"The first American to set foot on Iwo Jima in WWII was neither a Marine nor a Sea Bee. He was Robert Bulford Tant a radioman & combat crewman flying TBMs in VT - 14 aboard Uss Wasp (CV - 18). He had enlisted at the age of 17.
On July 4th, 1944, while flying wing on the squadron CO for a predawn strike on Iwo Jima, his airplane took a AAA hit 2 feet from Tant's battle station. Barely able to jettison the hatch because the Avenger was in a steep dive, he managed to get out at 2,500 feet, seconds before the plane crashed into the sea.
Descending in the chute he was shot at by Japanese troops on the ground. Once in the water he struggled to cut his shroud lines with his survival knife as a Zero approached. Tant, deflated his Mae West & submerged as the Zero expended all its ordnance in a failed effort to kill Tant. He was near the Iwo Jima shore line but swam out to sea, hoping for rescue from Navy ships or planes.
The TBM's wounded gunner & best friend, Warren Atlee Goodwin, had also bailed out. He set out with Tant to swim to the sea lane where U.S. support vessels were scheduled for shore bombardment later that day. Both men became exhausted just keeping afloat in their life vests which remained only partially inflated. They were attacked by dive bombers but a pair of F6Fs splashed this bandit. The Navy fighter pilot did not see the survivors.
In the morning, the men activated fluorescent dye, creating a 100-foot circle of color, but this also failed to attract searchers flying overhead so close the swimmers could see the pilot's helmet clasps. Well away in the distance they sighted their pilot, ENS Drake, but he had not spotted them. Drake was floating in a one-man raft. An OS2U spotted Drake & picked him up. The 2 aircrewman had still not been sighted.
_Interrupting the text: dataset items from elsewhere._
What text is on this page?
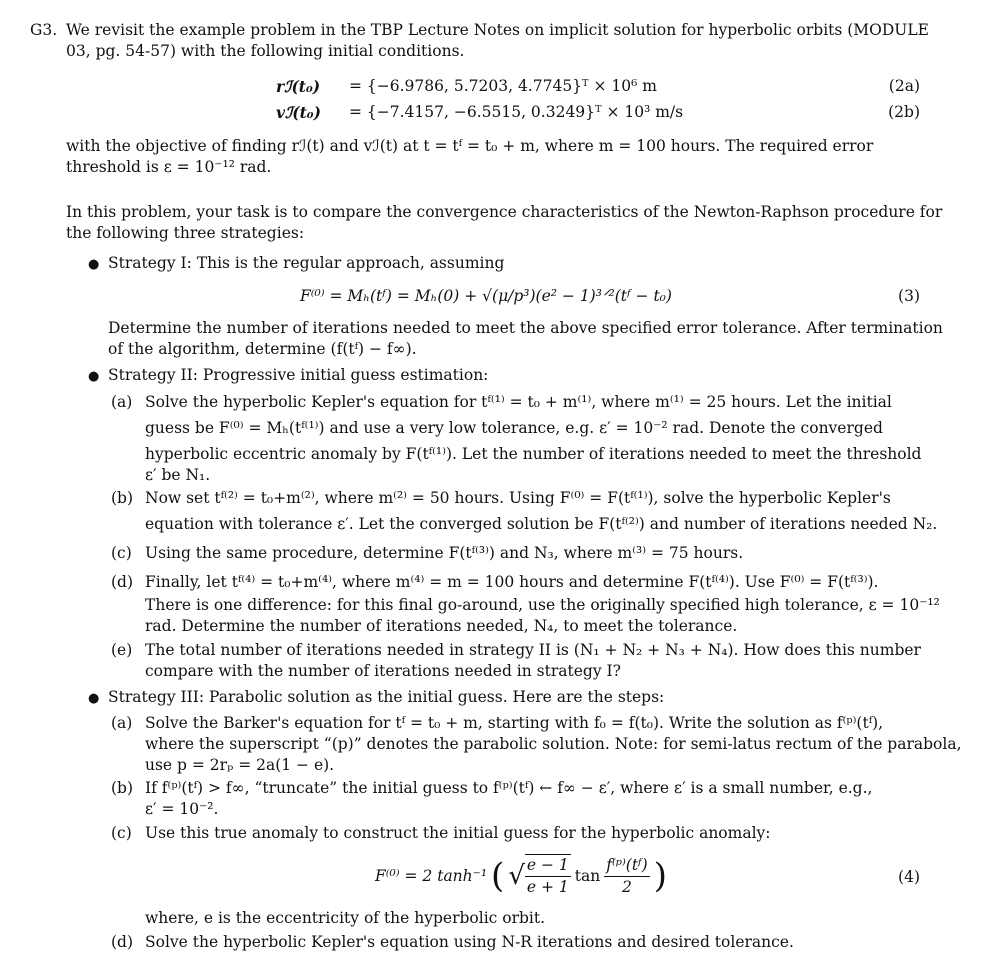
G3. We revisit the example problem in the TBP Lecture Notes on implicit solution for hyperbolic orbits (MODULE
03, pg. 54-57) with the following initial conditions.
rℐ(t₀) = {−6.9786, 5.7203, 4.7745}ᵀ × 10⁶ m	(2a)
vℐ(t₀) = {−7.4157, −6.5515, 0.3249}ᵀ × 10³ m/s	(2b)
with the objective of finding rℐ(t) and vℐ(t) at t = tᶠ = t₀ + m, where m = 100 hours. The required error
threshold is ε = 10⁻¹² rad.
In this problem, your task is to compare the convergence characteristics of the Newton-Raphson procedure for
the following three strategies:
● Strategy I: This is the regular approach, assuming
F⁽⁰⁾ = Mₕ(tᶠ) = Mₕ(0) + √(μ/p³)(e² − 1)³ᐟ²(tᶠ − t₀)	(3)
Determine the number of iterations needed to meet the above specified error tolerance. After termination
of the algorithm, determine (f(tᶠ) − f∞).
● Strategy II: Progressive initial guess estimation:
(a) Solve the hyperbolic Kepler's equation for tᶠ⁽¹⁾ = t₀ + m⁽¹⁾, where m⁽¹⁾ = 25 hours. Let the initial
guess be F⁽⁰⁾ = Mₕ(tᶠ⁽¹⁾) and use a very low tolerance, e.g. ε′ = 10⁻² rad. Denote the converged
hyperbolic eccentric anomaly by F(tᶠ⁽¹⁾). Let the number of iterations needed to meet the threshold
ε′ be N₁.
(b) Now set tᶠ⁽²⁾ = t₀+m⁽²⁾, where m⁽²⁾ = 50 hours. Using F⁽⁰⁾ = F(tᶠ⁽¹⁾), solve the hyperbolic Kepler's
equation with tolerance ε′. Let the converged solution be F(tᶠ⁽²⁾) and number of iterations needed N₂.
(c) Using the same procedure, determine F(tᶠ⁽³⁾) and N₃, where m⁽³⁾ = 75 hours.
(d) Finally, let tᶠ⁽⁴⁾ = t₀+m⁽⁴⁾, where m⁽⁴⁾ = m = 100 hours and determine F(tᶠ⁽⁴⁾). Use F⁽⁰⁾ = F(tᶠ⁽³⁾).
There is one difference: for this final go-around, use the originally specified high tolerance, ε = 10⁻¹²
rad. Determine the number of iterations needed, N₄, to meet the tolerance.
(e) The total number of iterations needed in strategy II is (N₁ + N₂ + N₃ + N₄). How does this number
compare with the number of iterations needed in strategy I?
● Strategy III: Parabolic solution as the initial guess. Here are the steps:
(a) Solve the Barker's equation for tᶠ = t₀ + m, starting with f₀ = f(t₀). Write the solution as f⁽ᵖ⁾(tᶠ),
where the superscript “(p)” denotes the parabolic solution. Note: for semi-latus rectum of the parabola,
use p = 2rₚ = 2a(1 − e).
(b) If f⁽ᵖ⁾(tᶠ) > f∞, “truncate” the initial guess to f⁽ᵖ⁾(tᶠ) ← f∞ − ε′, where ε′ is a small number, e.g.,
ε′ = 10⁻².
(c) Use this true anomaly to construct the initial guess for the hyperbolic anomaly:
F⁽⁰⁾ = 2 tanh⁻¹ ( √ $\frac{e - 1}{e + 1}$ $\tan \frac{\text{f⁽ᵖ⁾(tᶠ)}}{2}$ )	(4)
where, e is the eccentricity of the hyperbolic orbit.
(d) Solve the hyperbolic Kepler's equation using N-R iterations and desired tolerance.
Their condition worsened in the next 2 days. They jettisoned flashlights, orange dye, mirrors, & Very pistols, retaining their .38 revolvers which, unfortunately, wouldn't fire due to the wet tracer rounds. Then came a shark which circled them before charging. Both men thrashed & yelled even though this was not the recommended procedure. The shark tore Tant's right shirtsleeve but he was otherwise unharmed.
The shark departed & the men decided to swim to shore, now about 3 miles away. Rip tides worked against them & shocked from exposure & fatigue, they floated in & out of consciousness, bobbing in the sea only to be awakened by slapping waves. Their shirtsleeves rubbed against developing sores on their biceps & their faces were cooked by the sun & abraded by salt water. Tant's mouth had become one massive canker sore.
By evening of the second day they were a mile from shore. Goodwin was in desperate need of medical help so Tant decided to swim alone & gain assistance from someone to aid Goodwin. He reached a large rock as the sun was setting & clawed his way up it, his bare feet & hands badly lacerated by the barnacle-covered coral. Totally spent, he passed out.
At daybreak, Tant found several deserted houses & drank from pools of stagnant, larvae-filed rainwater to survive. He lashed his skivvy shirt to a bamboo pole & hoisted it. 2 eternal days later he was spotted - but by a Japanese plane which dispatched a landing craft manned by 50 infantrymen to the site. Tant was captured & beaten & became a POW for 14 horrible months but survived & is alive today.
Tragically, no trace of Goodwin was ever found."